Se interrumpió y suspiró:

– Michéle, me doy cuenta de pronto, era eso lo que me volvía celoso hasta la locura: necesitaba esa víctima para mí solo, ¿comprendes? No quería compartirla con nadie. No era demasiado esa joven vida para rescatar la mía.

– ¡Pero no, qué locura! ¡Qué buscas!

Escucharon un instante una lluvia débil y suave que quizá no hubieran oído si el olor de la noche no la hubiera revelado.

– Ese Xavier, ¡ qué imagen -falsificada de Dios amaba! Ser todo entero de todos y de cada uno: tú, al principio, luego yo, después todas las demás personas que encontramos en Larjuzon al llegar, ¡y hasta ese mocoso! Me sentía capaz de ahogarlo como a un gatito. ¡ Ah, Dios mío!

Ella le tomó la cabeza con las manos, repitiendo: "Se acabó, ya no lo odias, estás curado, se acabó", y con el pañuelo enjugaba el rostro que no podía ver.

– No pienses más en Roland. Contéstame, mejor: ¿adonde fuisteis al salir del Weber? ¿Al hotel?

– No, no nos acostamos. Fuimos a Montmartre a pie, yo llevándolo sin cesar hacia ti, a tu destino que dependía de él, que pendía de su decisión. Él se irritaba, se debatía. Yo sabía que lo tenía atrapado.

– ¿Durante la noche no os separasteis en ningún momento?

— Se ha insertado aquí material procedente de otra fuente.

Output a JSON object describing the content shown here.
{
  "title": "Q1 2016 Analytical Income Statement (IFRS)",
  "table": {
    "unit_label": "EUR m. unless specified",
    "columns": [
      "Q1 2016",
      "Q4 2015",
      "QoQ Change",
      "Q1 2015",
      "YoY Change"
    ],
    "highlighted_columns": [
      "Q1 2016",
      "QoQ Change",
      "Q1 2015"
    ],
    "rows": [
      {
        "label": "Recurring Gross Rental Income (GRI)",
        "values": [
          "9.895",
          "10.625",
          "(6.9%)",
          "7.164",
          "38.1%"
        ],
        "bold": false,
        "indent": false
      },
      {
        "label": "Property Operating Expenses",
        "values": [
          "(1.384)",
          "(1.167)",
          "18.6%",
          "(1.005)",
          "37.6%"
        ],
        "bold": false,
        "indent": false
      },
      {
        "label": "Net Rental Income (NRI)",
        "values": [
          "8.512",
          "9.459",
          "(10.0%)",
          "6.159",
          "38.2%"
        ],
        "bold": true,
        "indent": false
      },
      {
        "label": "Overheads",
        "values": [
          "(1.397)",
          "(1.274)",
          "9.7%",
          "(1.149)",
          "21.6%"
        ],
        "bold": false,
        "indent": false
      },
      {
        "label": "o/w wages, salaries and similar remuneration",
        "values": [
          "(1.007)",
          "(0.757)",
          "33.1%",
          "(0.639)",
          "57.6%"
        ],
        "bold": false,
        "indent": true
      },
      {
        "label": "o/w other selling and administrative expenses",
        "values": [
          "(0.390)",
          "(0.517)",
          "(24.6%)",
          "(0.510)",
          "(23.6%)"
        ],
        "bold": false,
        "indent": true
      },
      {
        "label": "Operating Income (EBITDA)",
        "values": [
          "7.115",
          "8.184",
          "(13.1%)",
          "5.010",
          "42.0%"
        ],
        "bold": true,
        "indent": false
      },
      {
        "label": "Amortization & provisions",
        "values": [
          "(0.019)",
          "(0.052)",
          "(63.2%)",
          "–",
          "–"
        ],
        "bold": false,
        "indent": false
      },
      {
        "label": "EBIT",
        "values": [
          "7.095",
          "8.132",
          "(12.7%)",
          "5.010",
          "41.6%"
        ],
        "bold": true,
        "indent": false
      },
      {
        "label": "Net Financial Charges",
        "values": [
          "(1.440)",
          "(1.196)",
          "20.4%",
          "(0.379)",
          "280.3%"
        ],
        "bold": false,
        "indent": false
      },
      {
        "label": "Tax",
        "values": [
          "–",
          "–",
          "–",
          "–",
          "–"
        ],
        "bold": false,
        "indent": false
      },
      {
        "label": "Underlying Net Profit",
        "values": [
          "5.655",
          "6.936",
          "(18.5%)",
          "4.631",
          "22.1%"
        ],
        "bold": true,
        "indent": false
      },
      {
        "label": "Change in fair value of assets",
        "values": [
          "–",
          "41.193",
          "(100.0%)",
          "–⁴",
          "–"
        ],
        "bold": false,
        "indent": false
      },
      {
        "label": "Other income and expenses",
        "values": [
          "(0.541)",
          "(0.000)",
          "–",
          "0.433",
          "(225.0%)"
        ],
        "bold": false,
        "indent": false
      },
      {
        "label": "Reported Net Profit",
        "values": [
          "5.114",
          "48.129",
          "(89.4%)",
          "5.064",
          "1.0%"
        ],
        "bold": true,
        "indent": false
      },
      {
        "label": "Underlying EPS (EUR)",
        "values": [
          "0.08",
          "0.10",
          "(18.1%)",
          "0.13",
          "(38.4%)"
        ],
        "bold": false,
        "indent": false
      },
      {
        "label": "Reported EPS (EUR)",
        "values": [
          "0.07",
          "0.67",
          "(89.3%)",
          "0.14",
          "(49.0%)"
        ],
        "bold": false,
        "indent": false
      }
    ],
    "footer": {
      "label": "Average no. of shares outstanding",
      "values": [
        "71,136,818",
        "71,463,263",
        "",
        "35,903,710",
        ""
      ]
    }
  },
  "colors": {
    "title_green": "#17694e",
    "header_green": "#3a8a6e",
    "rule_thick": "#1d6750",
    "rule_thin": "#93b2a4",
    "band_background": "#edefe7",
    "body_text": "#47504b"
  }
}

– Claro que sí, por supuesto. Él entró en el Sagrado Corazón por una puerta lateral. Había una noche de adoración por no sé qué cosa. Lo cité en la estación de Orsay media hora antes de la partida del primer tren para Burdeos. Me juró que no lo encontraría, pero yo estaba tranquilo.

– ¿Por dónde te arrastraste hasta el alba?

No contestó, se alejó un poco de ella, volvió la cabeza hacia la pared. La mujer murmuró: "He comprendido". Él dijo con la cabeza siempre vuelta hacia el otro lado: -Escucha: yo quería probarme a mí mismo que con otra todo volvía a ser posible. ¿Ahora ya no te hiere? Ya no existe ninguna razón para que te sientas ofendida…

La atrajo hacia sí. Era el olor de la lluvia en el cuarto, o el olor de sus rostros mofados. Eran sus suspiros y sus quejas o el estremecimiento de las ramas. Unos gatos furiosos maullaron al lado de los cuartos de la servidumbre.